Malgré les objections de sa mère, Isaac B. avait décidé qu’il resterait ici avec elle.
« Tu n’es pas obligé ! lui avait-elle répondu affolée.
- Môman, c’est pour ton bien ! »
Issac B. avait connu un certain succès dans les années 70 avec un roman publié aux éditions
du Grivois. Manque de pot, selon lui, il était tombé à la mauvaise époque ! Tournier, Gary,
Gracq… Trop de monde ! Pour oublier, il passait ses journées à picoler. « Ce qu’est con, c’est
que plus tu bois, plus tu nous parles de ton fameux bouquin ! » disait son ami de comptoir
Lucien Snoul. Le camarade au nez vérolé du Ruby avait raison.
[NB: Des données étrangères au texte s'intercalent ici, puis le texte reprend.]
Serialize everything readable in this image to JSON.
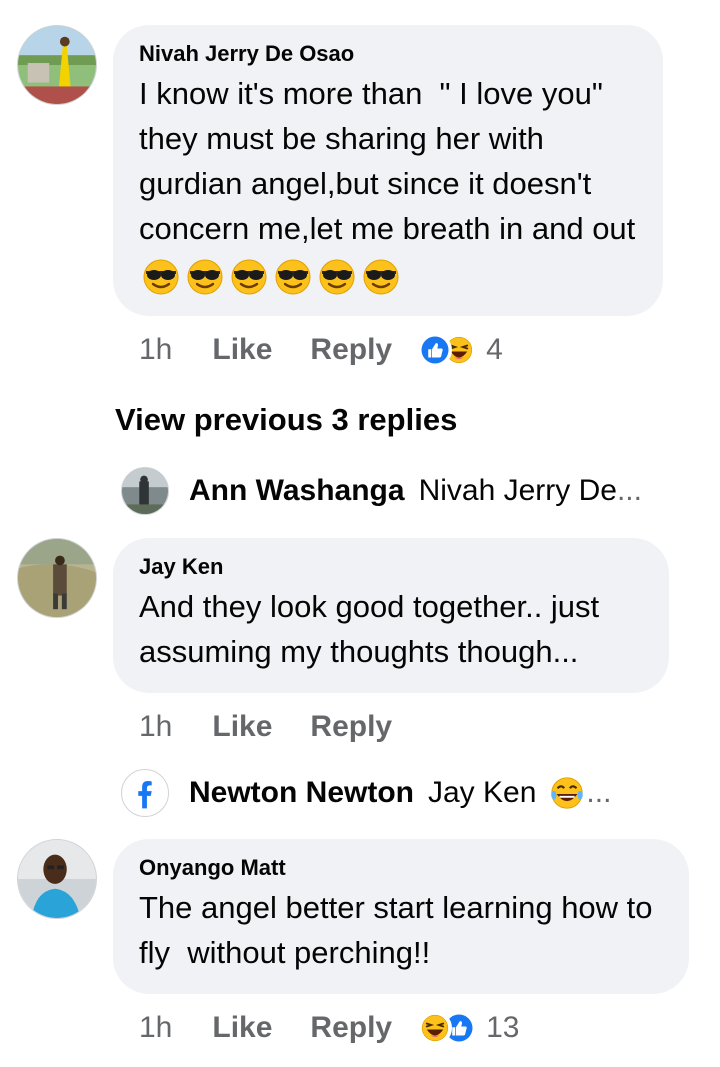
{
  "comments": [
    {
      "author": "Nivah Jerry De Osao",
      "text": "I know it's more than  \" I love you\" they must be sharing her with gurdian angel,but since it doesn't concern me,let me breath in and out",
      "emoji_icon": "sunglasses-emoji",
      "emoji_count": 6,
      "time": "1h",
      "like_label": "Like",
      "reply_label": "Reply",
      "reactions": [
        "like-icon",
        "laughing-emoji"
      ],
      "reaction_count": "4"
    },
    {
      "author": "Jay Ken",
      "text": "And they look good together.. just assuming my thoughts though...",
      "time": "1h",
      "like_label": "Like",
      "reply_label": "Reply"
    },
    {
      "author": "Onyango Matt",
      "text": "The angel better start learning how to fly  without perching!!",
      "time": "1h",
      "like_label": "Like",
      "reply_label": "Reply",
      "reactions": [
        "laughing-emoji",
        "like-icon"
      ],
      "reaction_count": "13"
    }
  ],
  "view_previous": "View previous 3 replies",
  "reply_previews": [
    {
      "name": "Ann Washanga",
      "text": "Nivah Jerry De",
      "ellipsis": "..."
    },
    {
      "name": "Newton Newton",
      "text": "Jay Ken",
      "emoji": "tears-of-joy-emoji",
      "ellipsis": "..."
    }
  ],
  "colors": {
    "bubble": "#f0f2f5",
    "muted": "#65676b",
    "like_blue": "#1877f2",
    "emoji_yellow": "#fcc21b"
  }
}
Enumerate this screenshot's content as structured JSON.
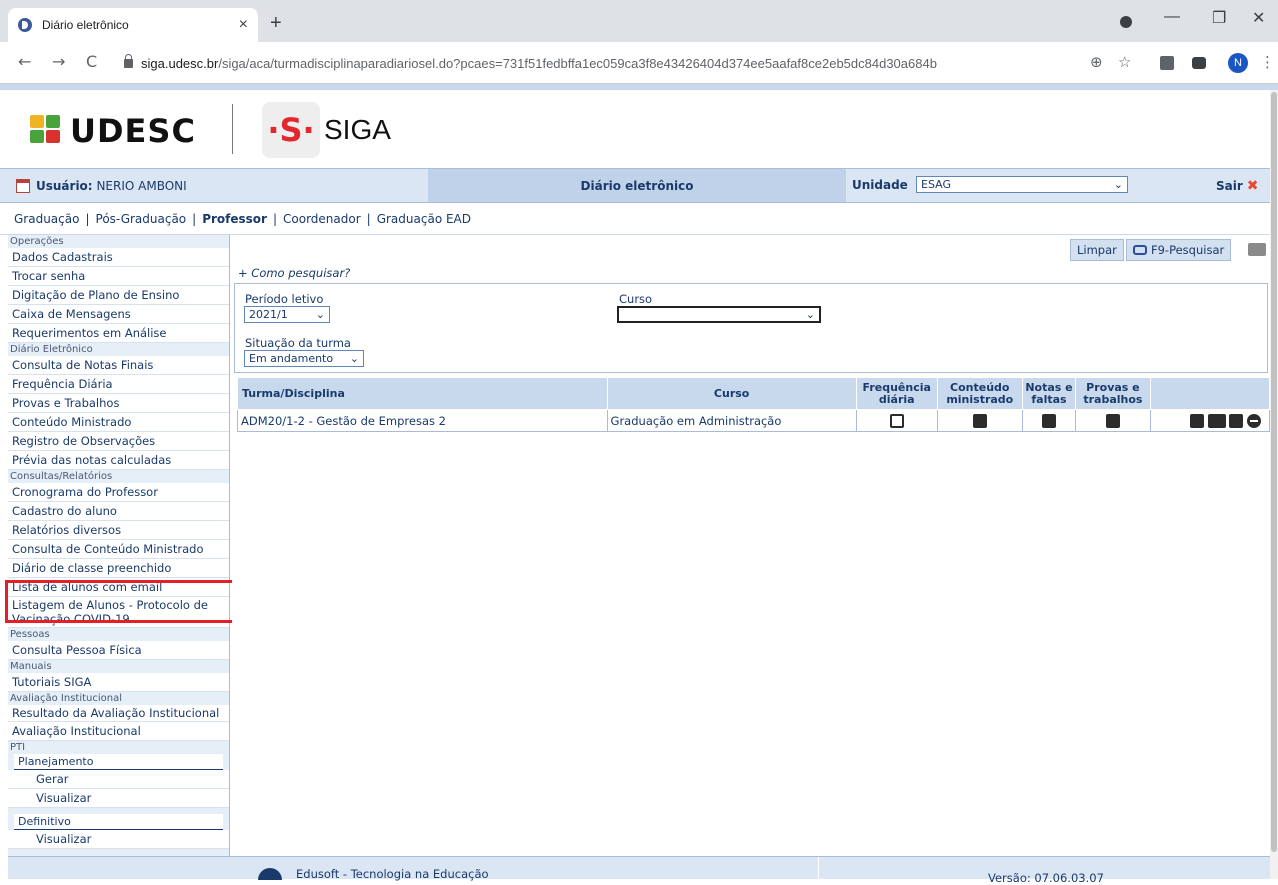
{
  "browser": {
    "tab_title": "Diário eletrônico",
    "tab_close": "×",
    "new_tab": "+",
    "url_host": "siga.udesc.br",
    "url_path": "/siga/aca/turmadisciplinaparadiariosel.do?pcaes=731f51fedbffa1ec059ca3f8e43426404d374ee5aafaf8ce2eb5dc84d30a684b",
    "profile_initial": "N",
    "back": "←",
    "forward": "→",
    "reload": "C",
    "zoom": "⊕",
    "star": "☆",
    "minimize": "—",
    "restore": "❐",
    "close": "✕",
    "menu": "⋮"
  },
  "header": {
    "udesc_logo": "UDESC",
    "siga_logo": "SIGA",
    "siga_glyph": "·S·"
  },
  "infobar": {
    "user_label": "Usuário:",
    "user_name": "NERIO AMBONI",
    "title": "Diário eletrônico",
    "unit_label": "Unidade",
    "unit_value": "ESAG",
    "logout": "Sair",
    "logout_icon": "✖"
  },
  "modules": {
    "items": [
      "Graduação",
      "Pós-Graduação",
      "Professor",
      "Coordenador",
      "Graduação EAD"
    ],
    "active": "Professor",
    "separator": "|"
  },
  "sidebar": {
    "sec_operacoes": "Operações",
    "operacoes": [
      "Dados Cadastrais",
      "Trocar senha",
      "Digitação de Plano de Ensino",
      "Caixa de Mensagens",
      "Requerimentos em Análise"
    ],
    "sec_diario": "Diário Eletrônico",
    "diario": [
      "Consulta de Notas Finais",
      "Frequência Diária",
      "Provas e Trabalhos",
      "Conteúdo Ministrado",
      "Registro de Observações",
      "Prévia das notas calculadas"
    ],
    "sec_consultas": "Consultas/Relatórios",
    "consultas": [
      "Cronograma do Professor",
      "Cadastro do aluno",
      "Relatórios diversos",
      "Consulta de Conteúdo Ministrado",
      "Diário de classe preenchido",
      "Lista de alunos com email"
    ],
    "listagem": "Listagem de Alunos - Protocolo de Vacinação COVID-19",
    "sec_pessoas": "Pessoas",
    "pessoas": "Consulta Pessoa Física",
    "sec_manuais": "Manuais",
    "manuais": "Tutoriais SIGA",
    "sec_avaliacao": "Avaliação Institucional",
    "avaliacao": [
      "Resultado da Avaliação Institucional",
      "Avaliação Institucional"
    ],
    "sec_pti": "PTI",
    "planejamento": "Planejamento",
    "gerar": "Gerar",
    "visualizar1": "Visualizar",
    "definitivo": "Definitivo",
    "visualizar2": "Visualizar"
  },
  "main": {
    "clear_btn": "Limpar",
    "search_btn": "F9-Pesquisar",
    "howto": "+ Como pesquisar?",
    "periodo_label": "Período letivo",
    "periodo_value": "2021/1",
    "curso_label": "Curso",
    "curso_value": "",
    "situacao_label": "Situação da turma",
    "situacao_value": "Em andamento",
    "chevron": "⌄"
  },
  "table": {
    "headers": [
      "Turma/Disciplina",
      "Curso",
      "Frequência diária",
      "Conteúdo ministrado",
      "Notas e faltas",
      "Provas e trabalhos",
      ""
    ],
    "rows": [
      {
        "turma": "ADM20/1-2 - Gestão de Empresas 2",
        "curso": "Graduação em Administração"
      }
    ]
  },
  "footer": {
    "left": "Edusoft - Tecnologia na Educação",
    "right": "Versão: 07.06.03.07"
  }
}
Et ce n’est pas la mère d’Isaac qui aurait dit le contraire. Surtout depuis qu’elle avait entendu
parler, par l’amie de la petite Crécy, d’un concours de nouvelles. « Isaac, c’est à ta portée !
Une page, il demande ! 2500 petits signes bon Dieu ! Ca te redonnera peut-être confiance »,
lui avait-elle répété.
En vain. Jusqu’à ce fameux samedi matin où elle menaça de le virer de l’appartement s’il
n’écrivait rien.
« On est le 24 septembre. Le concours se termine demain. Je veux ta nouvelle ce soir.
- Quoi ? Mais comment ?
- Ton ordinateur là ! T’es toujours fourré dessus ! Qu’il serve à quelque chose pour une fois.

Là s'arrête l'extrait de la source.